Sus excesos habían derivado en un serio aviso y los médicos le habían prohibido el alcohol, el tabaco y todo tipo de sustancias recreativas, con lo que se enfrentaba al futuro sin entusiasmo. (...) Pero algo, nunca sabré exactamente qué, le arrastraba a esos bares en los que podía pasarse la vida (sin, por ello, dejar de cumplir sus compromisos con editores y lectores).


Ningún otro periódico informó de estas circunstancias. En El País hubo una necrológica olvidable, por intrascendente, de Ignacio Vidal-Folch. Sólo De España cogió el toro por los cuernos y detalló lo que él conocía por su relación con Casavella. No hizo falta esperar demasiado para las airadas reaccciones: el 24 de diciembre se publicó una respuesta, firmada por Joan Riambau, Xavier Antich, Javier Pérez Andújar y Emili Manzano en la que negaban las afirmaciones vertidas en el artículo inicial ("chismes de pacotilla", "chismorreo impropio") y acusaban a De España de indigno. Todavía ha habido nuevos aportes en días posteriores, como el de Joan Barril justo al finalizar el año, escogiendo el carril de enmedio y haciendo de funambulista para dejar contentos a unos y a otros.
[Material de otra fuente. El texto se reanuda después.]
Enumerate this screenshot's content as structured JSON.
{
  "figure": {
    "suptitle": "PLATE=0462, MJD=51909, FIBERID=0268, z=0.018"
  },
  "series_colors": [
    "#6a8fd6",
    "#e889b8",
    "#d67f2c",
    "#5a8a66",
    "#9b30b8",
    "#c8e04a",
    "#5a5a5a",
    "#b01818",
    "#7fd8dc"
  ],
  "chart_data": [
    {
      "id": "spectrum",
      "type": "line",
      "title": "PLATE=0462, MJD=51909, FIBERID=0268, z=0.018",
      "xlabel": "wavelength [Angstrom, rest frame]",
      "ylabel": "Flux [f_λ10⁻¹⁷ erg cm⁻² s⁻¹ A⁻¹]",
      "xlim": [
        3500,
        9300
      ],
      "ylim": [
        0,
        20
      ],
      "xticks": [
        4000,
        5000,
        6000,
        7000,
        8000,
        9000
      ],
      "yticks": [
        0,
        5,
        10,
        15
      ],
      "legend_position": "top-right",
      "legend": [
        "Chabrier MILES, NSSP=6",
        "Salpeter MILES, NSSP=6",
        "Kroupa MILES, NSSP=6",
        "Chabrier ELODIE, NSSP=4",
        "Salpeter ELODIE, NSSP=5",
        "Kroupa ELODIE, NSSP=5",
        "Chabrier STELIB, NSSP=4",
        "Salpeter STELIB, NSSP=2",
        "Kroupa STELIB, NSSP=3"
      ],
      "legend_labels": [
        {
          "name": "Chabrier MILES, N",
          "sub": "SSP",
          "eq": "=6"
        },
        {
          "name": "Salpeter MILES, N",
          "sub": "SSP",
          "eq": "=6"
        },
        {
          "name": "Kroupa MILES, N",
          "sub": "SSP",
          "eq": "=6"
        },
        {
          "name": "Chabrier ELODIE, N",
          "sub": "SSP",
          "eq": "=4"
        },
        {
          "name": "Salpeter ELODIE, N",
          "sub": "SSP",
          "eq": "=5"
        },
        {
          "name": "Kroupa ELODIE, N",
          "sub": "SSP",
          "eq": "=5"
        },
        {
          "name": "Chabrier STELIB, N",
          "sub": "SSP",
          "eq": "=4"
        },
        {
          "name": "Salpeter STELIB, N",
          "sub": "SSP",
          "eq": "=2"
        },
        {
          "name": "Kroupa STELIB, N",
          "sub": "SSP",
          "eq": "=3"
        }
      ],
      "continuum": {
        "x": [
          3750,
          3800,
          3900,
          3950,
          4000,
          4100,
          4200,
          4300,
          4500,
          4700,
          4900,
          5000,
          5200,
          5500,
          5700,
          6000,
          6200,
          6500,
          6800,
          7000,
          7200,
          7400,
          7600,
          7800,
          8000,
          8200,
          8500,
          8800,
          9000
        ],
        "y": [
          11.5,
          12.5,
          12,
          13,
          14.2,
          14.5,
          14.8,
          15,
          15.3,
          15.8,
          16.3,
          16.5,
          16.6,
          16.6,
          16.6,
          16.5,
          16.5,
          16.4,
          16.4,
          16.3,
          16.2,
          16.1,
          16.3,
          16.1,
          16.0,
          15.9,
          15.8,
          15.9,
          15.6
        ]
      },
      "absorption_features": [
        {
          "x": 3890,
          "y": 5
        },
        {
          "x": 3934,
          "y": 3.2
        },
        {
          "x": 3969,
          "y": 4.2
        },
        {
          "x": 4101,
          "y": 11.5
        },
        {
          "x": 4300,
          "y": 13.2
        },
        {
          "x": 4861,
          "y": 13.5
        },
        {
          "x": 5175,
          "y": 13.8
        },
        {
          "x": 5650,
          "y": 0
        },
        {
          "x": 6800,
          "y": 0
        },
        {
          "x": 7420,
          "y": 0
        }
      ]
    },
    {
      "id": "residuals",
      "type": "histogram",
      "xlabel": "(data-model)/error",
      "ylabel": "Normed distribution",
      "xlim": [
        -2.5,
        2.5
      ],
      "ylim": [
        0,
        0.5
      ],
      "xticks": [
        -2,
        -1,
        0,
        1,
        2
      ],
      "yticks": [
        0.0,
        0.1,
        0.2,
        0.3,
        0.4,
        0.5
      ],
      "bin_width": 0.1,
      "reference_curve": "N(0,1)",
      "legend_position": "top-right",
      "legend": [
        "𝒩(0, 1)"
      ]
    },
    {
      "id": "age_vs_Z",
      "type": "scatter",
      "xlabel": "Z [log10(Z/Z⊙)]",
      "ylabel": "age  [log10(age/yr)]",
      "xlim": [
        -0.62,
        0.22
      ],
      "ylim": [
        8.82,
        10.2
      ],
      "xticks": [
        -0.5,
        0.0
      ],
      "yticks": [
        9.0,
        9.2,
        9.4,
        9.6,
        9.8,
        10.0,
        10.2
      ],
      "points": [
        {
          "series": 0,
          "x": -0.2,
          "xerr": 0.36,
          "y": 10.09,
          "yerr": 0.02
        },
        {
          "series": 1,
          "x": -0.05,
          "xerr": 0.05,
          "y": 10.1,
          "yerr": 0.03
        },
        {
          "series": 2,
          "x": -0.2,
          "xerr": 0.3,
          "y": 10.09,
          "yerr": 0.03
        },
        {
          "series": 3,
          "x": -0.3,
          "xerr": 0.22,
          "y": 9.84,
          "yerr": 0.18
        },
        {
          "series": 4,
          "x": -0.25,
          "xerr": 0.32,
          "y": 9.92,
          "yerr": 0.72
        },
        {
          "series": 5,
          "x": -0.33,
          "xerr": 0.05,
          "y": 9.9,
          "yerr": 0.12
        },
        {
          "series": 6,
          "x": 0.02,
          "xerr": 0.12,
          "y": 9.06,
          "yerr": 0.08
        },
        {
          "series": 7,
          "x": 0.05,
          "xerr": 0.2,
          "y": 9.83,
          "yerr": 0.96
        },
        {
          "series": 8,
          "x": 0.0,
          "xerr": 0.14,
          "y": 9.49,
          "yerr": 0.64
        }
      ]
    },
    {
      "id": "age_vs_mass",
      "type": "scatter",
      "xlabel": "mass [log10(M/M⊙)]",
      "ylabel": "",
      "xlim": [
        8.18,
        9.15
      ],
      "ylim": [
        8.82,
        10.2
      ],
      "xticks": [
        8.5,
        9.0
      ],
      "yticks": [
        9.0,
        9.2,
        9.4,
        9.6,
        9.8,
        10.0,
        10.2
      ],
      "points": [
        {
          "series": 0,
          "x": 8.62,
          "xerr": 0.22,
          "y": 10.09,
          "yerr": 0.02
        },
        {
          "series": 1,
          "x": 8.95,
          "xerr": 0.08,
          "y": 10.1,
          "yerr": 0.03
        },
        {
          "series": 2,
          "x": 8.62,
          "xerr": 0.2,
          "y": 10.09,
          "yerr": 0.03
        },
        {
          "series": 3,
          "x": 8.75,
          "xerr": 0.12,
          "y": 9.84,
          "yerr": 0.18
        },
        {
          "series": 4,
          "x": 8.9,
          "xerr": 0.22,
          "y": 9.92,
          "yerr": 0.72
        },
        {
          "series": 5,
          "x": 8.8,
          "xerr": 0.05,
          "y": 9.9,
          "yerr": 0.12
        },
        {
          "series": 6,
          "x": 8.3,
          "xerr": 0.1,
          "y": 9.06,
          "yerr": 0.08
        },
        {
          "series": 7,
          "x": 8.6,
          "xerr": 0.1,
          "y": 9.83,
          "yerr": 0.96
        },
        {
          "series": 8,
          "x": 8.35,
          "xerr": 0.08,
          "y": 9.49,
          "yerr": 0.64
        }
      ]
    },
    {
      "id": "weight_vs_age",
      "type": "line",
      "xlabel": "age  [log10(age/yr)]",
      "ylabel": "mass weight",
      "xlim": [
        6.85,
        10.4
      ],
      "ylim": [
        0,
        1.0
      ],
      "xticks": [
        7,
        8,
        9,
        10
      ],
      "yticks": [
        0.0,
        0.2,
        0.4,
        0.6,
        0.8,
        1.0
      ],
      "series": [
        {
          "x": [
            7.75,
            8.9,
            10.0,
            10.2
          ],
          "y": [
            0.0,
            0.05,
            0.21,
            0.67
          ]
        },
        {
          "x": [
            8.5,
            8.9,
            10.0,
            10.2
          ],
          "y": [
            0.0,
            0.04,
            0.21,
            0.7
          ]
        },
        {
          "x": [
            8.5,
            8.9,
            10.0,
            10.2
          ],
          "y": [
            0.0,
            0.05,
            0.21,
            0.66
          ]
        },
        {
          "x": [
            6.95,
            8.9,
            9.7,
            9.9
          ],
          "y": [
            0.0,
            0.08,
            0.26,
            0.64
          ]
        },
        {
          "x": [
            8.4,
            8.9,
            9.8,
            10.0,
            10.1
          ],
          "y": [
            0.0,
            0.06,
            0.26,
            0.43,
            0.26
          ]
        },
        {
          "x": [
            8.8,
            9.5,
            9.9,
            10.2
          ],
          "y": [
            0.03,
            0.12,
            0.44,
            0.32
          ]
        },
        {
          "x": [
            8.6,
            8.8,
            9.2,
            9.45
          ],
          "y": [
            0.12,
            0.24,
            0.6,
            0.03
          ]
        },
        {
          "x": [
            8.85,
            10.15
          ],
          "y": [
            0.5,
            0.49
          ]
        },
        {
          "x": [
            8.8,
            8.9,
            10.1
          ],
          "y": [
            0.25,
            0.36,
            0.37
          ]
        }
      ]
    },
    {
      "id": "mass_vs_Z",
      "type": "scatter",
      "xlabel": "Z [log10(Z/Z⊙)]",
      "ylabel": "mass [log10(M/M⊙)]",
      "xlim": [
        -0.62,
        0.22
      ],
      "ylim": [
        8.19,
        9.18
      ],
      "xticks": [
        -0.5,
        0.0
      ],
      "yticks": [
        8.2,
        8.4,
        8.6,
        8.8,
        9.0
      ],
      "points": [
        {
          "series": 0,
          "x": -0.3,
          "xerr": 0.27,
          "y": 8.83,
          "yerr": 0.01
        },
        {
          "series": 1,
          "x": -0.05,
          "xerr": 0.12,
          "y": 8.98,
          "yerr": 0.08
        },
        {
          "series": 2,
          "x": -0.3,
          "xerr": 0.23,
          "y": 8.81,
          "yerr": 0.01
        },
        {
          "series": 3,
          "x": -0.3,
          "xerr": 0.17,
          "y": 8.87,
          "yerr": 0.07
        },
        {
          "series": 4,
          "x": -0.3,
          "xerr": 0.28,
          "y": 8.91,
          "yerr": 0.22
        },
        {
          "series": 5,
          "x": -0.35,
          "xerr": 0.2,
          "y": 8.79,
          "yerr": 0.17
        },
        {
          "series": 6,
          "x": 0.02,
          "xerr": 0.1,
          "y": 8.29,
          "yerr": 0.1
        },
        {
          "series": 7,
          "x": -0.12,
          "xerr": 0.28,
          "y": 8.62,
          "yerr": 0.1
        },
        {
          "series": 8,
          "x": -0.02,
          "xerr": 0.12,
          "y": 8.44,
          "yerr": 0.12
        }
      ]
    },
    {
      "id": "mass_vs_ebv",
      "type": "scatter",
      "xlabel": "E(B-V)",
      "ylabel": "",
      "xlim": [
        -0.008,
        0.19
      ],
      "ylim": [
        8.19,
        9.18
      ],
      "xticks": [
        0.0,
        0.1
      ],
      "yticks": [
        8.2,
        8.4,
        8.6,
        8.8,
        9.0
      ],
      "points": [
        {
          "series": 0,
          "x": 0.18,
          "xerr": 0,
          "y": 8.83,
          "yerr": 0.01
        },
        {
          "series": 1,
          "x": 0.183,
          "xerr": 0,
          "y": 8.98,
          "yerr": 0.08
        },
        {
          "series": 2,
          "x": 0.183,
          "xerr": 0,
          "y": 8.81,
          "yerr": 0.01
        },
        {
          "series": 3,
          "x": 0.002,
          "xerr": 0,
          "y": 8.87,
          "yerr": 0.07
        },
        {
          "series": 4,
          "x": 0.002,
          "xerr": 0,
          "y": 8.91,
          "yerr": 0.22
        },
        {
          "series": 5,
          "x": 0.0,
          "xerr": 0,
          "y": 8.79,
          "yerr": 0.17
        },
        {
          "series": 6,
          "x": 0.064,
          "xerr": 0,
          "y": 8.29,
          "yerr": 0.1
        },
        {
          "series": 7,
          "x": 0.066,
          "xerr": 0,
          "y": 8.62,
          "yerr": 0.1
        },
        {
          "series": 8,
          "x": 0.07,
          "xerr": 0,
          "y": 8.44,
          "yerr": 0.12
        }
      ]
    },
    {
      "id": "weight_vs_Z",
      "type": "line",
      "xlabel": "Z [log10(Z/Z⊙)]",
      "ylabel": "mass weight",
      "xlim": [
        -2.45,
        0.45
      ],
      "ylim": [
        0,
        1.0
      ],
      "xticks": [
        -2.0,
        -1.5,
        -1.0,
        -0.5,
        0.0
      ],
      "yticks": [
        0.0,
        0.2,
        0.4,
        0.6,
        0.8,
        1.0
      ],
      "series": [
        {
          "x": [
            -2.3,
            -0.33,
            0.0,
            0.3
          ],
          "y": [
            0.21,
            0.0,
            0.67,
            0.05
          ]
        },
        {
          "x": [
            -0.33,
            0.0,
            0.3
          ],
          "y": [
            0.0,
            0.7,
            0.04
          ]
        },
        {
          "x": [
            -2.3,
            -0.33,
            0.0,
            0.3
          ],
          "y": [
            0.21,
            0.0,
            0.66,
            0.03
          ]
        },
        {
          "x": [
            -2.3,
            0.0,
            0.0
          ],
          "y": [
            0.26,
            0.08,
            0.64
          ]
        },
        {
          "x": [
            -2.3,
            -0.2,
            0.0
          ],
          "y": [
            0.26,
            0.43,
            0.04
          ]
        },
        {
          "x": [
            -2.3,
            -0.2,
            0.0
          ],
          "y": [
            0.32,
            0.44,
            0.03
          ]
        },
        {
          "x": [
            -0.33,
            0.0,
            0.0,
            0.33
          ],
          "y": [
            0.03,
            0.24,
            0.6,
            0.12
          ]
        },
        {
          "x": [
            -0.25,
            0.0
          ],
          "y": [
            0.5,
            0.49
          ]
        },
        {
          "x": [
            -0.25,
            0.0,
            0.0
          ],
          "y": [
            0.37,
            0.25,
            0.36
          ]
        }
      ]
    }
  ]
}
Yo sí tomaré partido: la reacción furibunda de estos cuatro firmantes (por otro lado, y todo hay que decirlo, de trascendencia mínima en sus respectivos oficios) es de una candidez que tira para atrás. La horrible moda de lo políticamente correcto, que obligaría a pensar diez veces una frase antes de escribirla, es la muerte de la literatura y del periodismo. ¿Acaso piensan estos señores que la existencia de un hilo conductor entre drogas, alcochol y Casavella puede afectar a la estima de la obra literaria de éste? Quizás sí en cándidas ánimas sensibleras, pero jamás en uno solo de sus muchos lectores. La moralina que destila cada frase de la respuesta (hablan de memoria ultrajada) da una grima paralela a la de los sermones de un domingo de adviento. Y no han entendido (porque su obtusa moral les ha impedido una lectura desprejuiciada del texto de Ramón de España) que la necrológica era en realidad un homenaje certero, exento de compadreos, desnudo de ditirambos y de una honestidad furibunda.

Créanme que ese artículo de Ramón de España hizo crecer mi admiración por Casavella, al situarlo en un plano absolutamente inmediato y nada idealizado. El escritor en la calle. El escritor frente a sus miedos, sus logros, sus miserias. Y ante él, su obra permanente que no puede desligarse de su circunstancia vital. ¡Cómo íbamos a entender a Baudelaire, a Poe, a Bukowski fuera de su propio contexto! De ahí a la librería ya sólo hay un paso: leer, entender, trascender la anécdota. Literatura, le llaman a eso. Un autor y su obra. Y nada más.